25 Feb 2019
Updating your WordPress content management software to version 5.0.3 is URGENT!
RIPS Technologies told Hacker News of a remote code execution vulnerability that affects all previous versions. That’s over six years of vulnerability. The remote code execution attack can be utilized by any nefarious user with at least an author account via a combination of Path Traversal and Local File Inclusion found in the WordPress core.
The attack takes advantage of WordPress’s Post Meta entries in the image management system that are used to store description, size, creator, etc. The attacker can modify any of these entries associated with that image creating the Path Traversal Flaw. According to Hacker News, this Path Traversal flaw in combination with a local file inclusion flaw in theme directory could then allow the attacker to execute arbitrary code on the targeted server.
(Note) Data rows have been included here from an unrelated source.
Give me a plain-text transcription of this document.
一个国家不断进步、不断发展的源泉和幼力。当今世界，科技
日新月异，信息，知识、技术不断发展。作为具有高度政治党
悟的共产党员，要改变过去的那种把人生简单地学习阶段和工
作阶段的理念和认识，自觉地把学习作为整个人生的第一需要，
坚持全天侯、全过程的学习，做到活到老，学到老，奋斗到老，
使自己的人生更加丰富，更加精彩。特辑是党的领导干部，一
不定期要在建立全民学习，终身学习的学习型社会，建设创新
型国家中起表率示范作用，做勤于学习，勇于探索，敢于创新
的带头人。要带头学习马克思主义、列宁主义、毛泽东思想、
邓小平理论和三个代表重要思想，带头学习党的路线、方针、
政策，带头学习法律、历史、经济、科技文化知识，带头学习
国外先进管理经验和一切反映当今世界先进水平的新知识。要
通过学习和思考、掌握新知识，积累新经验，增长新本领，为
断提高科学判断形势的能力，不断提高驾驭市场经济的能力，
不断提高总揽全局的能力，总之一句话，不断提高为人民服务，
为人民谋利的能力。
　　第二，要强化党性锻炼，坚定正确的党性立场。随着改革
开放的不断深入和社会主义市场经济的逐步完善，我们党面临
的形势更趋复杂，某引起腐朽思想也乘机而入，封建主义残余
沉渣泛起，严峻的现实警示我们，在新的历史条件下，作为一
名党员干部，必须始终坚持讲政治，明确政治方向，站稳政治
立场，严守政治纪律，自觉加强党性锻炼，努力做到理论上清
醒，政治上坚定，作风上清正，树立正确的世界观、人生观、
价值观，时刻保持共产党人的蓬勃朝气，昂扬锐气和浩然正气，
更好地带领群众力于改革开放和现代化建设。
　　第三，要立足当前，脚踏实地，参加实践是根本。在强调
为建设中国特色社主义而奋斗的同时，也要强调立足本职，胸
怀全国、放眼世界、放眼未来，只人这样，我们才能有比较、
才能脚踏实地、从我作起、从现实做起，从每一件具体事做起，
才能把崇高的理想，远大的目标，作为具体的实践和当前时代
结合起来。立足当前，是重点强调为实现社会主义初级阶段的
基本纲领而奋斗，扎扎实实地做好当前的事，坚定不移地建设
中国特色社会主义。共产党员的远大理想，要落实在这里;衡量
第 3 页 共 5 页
“An attacker who gains access to an account with at least author privileges on a target WordPress site can execute arbitrary PHP code on the underlying server, leading to a full remote takeover,” says Simon Scannell, a researcher at RIPS Technologies GmbH Scannell. Though the author account does reduce the severity of the vulnerability, a risk still exists, and the full remote takeover of a vulnerable blog can happen within seconds.
Good news for WordPress version 5.0.1 and 4.9.9: the code exclusion attack was blocked by a patch that was introduced after a different vulnerability regarding the Post Meta entries was discovered.